Read the next byte (a) which is then interpreted as the length, in bytes, of the next field, using the scan command.
We then calculate the length of the header read so far to use it later. This values is saved to the "headerlen" variable. The length of the header amounts to the 9 fixed bytes plus variable-number of bytes (2 in our case) specifying the length of the following data.
Read the next field which will be interpreted as the "number of data bytes" value.
To do this, we offset the scanner by 9 (the length of ":CURVE #2") and read so many ASCII bytes as obtained on the previous step, so we use #9a$n for the format: $n is just obtaining the value of a variable named "n", and it will be 2 in our case. Then we scan the obtained value and finally get the number of the following raw data.
Since we will read 16-bit integers, not bytes, we divide this number by 2 and store the result to the "numints" variable.
Read the data. To do this, we have to offset the scanner by the length of the header. We use #${headerlen}S${numints} for the format string. Tcl expands those ${varname} before passing the string to the binary scan so the actual string in our case will be #11S12 which means "offset by 11 bytes then scan 12 16-bit big-endian integers".
binary scan puts a list of integers to the variable which name is passed, so no additional decoding of those integers is needed.
Note that in the real program you should probably do certain sanity checks:
* After the first step check that the static part of the header is really ":CURVE #".
* Check the return value of binary scan and scan after each invocation and check it equals to the number of variables passed to the command (which means the command was able to parse the data).
One more insight. The manual you cited says:
is the number of bytes to transfer including checksum.
so it's quite possible that not all of those data bytes represent measures, but some of them represent the checksum. I don't know what format (and hence length) and algorithm and position of this checksum is. But if the data does indeed include a checksum, you can't interpret it all using S*. Instead, you will probably take another approach:
Extract the measurement data using string range and save it to a variable.
binary scan the checksum field.
Calculate the checksum on the data obtained on the first step, verify it.
Use binary scan on the extracted data to get back your measurements.
Checksumming procedures are available in tcllib.
# Download waveform
set RIBinaryWaveform [::VISA::Query ${VisaAlias} "CURVe?"]
# Extract block format data
set ResultCount [expr [string range ${RIBinaryWaveform} 2 [expr [string index${RIBinaryWaveform} 1] + 1]] / 4]
# Parse out leading label from Tektronics block format
set RIBinaryWaveform [string range ${RIBinaryWaveform} [expr [string index ${RIBinaryWaveform} 1] + 2] end]
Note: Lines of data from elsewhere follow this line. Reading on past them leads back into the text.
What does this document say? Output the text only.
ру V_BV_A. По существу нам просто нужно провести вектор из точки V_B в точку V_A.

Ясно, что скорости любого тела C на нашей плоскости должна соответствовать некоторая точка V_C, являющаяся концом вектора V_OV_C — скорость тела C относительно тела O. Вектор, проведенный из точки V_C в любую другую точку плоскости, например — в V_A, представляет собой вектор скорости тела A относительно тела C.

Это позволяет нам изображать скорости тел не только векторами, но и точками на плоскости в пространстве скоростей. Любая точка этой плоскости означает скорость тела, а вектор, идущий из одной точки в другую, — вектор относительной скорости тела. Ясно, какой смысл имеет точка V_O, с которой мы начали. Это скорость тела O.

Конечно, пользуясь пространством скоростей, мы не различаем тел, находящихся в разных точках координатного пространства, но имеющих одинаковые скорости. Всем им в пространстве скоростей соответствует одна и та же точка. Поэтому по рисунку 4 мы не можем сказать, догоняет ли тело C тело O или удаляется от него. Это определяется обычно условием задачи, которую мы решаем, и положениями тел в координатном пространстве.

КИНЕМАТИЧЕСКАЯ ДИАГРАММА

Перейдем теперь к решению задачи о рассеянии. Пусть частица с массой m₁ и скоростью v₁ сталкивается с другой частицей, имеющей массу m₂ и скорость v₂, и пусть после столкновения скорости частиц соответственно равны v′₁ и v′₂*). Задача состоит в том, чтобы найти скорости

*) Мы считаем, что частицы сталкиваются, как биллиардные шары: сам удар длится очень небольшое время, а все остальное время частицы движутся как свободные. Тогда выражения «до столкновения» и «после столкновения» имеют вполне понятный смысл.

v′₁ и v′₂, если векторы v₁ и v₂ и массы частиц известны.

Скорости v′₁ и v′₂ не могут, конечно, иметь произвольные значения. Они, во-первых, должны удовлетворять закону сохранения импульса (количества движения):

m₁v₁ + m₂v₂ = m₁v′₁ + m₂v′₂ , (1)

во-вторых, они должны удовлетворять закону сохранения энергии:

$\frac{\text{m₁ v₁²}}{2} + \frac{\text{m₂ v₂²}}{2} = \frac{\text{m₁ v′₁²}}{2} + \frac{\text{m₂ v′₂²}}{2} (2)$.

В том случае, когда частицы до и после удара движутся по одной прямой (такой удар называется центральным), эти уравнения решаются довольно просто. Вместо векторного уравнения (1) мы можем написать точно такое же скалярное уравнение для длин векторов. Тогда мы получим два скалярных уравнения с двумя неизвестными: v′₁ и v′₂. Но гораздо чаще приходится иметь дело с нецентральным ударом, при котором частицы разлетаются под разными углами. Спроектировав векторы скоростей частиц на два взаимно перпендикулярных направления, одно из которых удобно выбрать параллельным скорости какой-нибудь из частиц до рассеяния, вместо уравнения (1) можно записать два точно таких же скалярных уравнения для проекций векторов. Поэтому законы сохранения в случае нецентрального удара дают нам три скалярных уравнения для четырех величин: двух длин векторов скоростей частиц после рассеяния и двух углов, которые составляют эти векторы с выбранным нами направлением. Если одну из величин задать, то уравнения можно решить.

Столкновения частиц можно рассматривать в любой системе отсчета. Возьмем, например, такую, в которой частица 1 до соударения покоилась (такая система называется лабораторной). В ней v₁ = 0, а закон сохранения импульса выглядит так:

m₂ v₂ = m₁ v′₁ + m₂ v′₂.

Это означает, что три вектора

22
# Convert binary data to integer values
binary scan ${RIBinaryWaveform} "I${ResultCount}" Waveform
set Waveform
Okay, the code above does the magic trick. This is very similar to all the things discussed on this page, but I figured I needed to clear up the confusion about the numbers from the binary conversion being different from the numbers received in ASCII.
After troubleshooting with a Tektronix application specialist we discovered that the data I had been receiving after the binary conversion (the numbers that were off by a few digits) were actually the true values captured by the scope.
The reason the ASCII values are wrong is a result of the binary-to-ASCII conversion done by the instrument and then the incorrect values are then passed by the scope to TCL.
So, we had it right a few days ago. The instrument was just throwing me for a loop.